I’m not saying Page 3 gets a big thumbs up from me- I can certainly see where the campaigners are coming from. I understand entirely why it’s so problematic.

The media effects our zeitgeist in many ways, and if we continuously see women portrayed as sex objects then that is certainly a problem of our society. In Warwick the issue was recently voted on and it passed overwhelmingly that the SU should lobby the local Costcutter to stop selling the paper.

This is one of the most counterproductive acts that the movement could have attempted.

The Sun exists to sell itself and the only way it will begin to change its practices is if the profit margins start to dive. I may be making a wild and gross generalisation here, but I highly doubt that students of a redbrick university in the Midlands are the Sun’s target demographic.

Students are notoriously liberal and even most of those who identify as Conservative tend not to do so socially. Banning The Sun on university campuses is as effective as telling black people they can’t join the KKK- chances are they don’t want to join anyway.

But for the small minority who do like to buy the Sun in our university and many others across the country, all they’ll perceive from their favourite news outlet not being in stock is that ‘The Feminists’ have took away something they enjoy and told them with a wagging finger that they know better.

 

Hence more people are turned away from feminism’s message of equality for the sexes.

I don’t think of myself as a perpetual whiner who just likes to sit, so here are my thoughts on what I think the campaign should do to become a more effective and less polarising movement.

1. Stop trying to bloody ban the thing. No one likes people who ban shit.

2. Start a campaign to educate people who buy the Sun and try and explain why Page 3 has no place in a newspaper. From my experience of Sun-readers, they’re generally (gasp!) fairly normal people who didn’t seem to think of me as inferior.

These people are the ones who could make the media moguls who run the Sun sit up and take notice as their sales begin to plummet. If Page 3 were banned, I wouldn’t start buying the paper, and the powers that be know that. They know it doesn’t express my views nor does it express the views of the majority of people involved in the campaign.

This is why the regular readers have to be convinced of the flaws of the institution- because they can bring about real change in this situation.

3.We need to situate the end of Page 3 in a wider cultural context.
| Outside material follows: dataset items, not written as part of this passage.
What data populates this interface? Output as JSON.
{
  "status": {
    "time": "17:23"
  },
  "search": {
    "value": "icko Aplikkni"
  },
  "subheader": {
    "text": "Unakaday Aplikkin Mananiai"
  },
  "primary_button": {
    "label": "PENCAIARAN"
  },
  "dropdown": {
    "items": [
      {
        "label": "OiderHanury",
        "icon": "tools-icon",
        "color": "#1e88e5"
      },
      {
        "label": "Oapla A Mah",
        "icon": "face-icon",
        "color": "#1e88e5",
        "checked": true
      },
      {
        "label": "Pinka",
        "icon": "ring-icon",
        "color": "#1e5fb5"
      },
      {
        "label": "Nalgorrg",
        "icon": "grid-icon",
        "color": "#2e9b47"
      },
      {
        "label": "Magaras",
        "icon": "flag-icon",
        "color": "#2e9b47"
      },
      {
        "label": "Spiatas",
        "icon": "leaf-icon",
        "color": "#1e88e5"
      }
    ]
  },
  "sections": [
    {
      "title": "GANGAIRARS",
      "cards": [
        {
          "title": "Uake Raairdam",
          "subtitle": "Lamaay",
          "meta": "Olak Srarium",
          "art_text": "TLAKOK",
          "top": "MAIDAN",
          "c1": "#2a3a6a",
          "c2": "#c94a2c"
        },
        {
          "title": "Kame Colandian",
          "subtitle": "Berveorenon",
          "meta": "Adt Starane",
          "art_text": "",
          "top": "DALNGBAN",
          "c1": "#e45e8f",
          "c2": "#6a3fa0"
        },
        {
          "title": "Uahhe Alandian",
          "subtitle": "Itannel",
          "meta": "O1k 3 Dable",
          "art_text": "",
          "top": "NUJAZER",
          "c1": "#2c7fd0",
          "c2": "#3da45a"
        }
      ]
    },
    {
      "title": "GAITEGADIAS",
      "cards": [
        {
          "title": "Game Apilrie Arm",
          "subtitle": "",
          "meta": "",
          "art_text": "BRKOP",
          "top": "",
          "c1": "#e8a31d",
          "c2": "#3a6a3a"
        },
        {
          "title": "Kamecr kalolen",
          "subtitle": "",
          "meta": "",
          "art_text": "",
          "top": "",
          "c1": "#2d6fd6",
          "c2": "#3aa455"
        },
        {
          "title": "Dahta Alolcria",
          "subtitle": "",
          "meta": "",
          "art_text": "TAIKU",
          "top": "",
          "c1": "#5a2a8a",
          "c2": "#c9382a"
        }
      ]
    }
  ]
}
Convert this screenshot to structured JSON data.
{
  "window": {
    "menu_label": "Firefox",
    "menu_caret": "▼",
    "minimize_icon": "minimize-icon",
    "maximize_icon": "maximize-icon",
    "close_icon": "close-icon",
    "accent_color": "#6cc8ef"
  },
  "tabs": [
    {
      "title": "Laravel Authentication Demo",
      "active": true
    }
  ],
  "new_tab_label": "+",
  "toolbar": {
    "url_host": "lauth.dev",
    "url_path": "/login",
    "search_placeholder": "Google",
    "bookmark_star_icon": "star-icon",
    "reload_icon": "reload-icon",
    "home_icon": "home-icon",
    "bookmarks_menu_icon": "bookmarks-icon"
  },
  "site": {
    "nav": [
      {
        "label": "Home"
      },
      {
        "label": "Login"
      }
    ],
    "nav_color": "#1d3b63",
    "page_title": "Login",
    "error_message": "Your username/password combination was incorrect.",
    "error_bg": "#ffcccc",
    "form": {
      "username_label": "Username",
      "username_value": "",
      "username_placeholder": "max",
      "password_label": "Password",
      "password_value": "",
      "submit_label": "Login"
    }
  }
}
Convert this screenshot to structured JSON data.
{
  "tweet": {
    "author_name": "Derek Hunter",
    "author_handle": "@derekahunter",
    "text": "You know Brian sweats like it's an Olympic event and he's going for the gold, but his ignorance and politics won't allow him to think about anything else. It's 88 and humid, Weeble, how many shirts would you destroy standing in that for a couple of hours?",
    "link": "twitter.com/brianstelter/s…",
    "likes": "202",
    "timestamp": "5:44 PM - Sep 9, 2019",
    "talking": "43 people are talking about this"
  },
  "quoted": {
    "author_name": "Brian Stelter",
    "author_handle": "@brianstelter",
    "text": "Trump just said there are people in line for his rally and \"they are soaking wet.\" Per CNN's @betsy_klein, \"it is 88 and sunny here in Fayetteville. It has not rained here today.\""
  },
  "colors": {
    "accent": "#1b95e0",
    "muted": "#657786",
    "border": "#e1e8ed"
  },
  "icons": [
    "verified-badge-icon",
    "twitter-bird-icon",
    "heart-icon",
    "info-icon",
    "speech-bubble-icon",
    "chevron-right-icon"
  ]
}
Our cause has a long way to go and it’s important to constantly remind people that Page 3 ending through voluntary boycott would be only a miniscule victory on the road to changing our social landscape and the way we view half the population.

I’d like to leave you with this thought: the Montgomery Bus Boycott of 1955 that followed Rosa Park’s shameful arrest is a testament to the power of consumer forces working to bring about social change.

That boycott was particularly successful because people in their droves used mass communication and organisation and showed great moral fibre by making an active decision to boycott the bus and fight injustice with their money.

This should be the tact of the No More Page 3.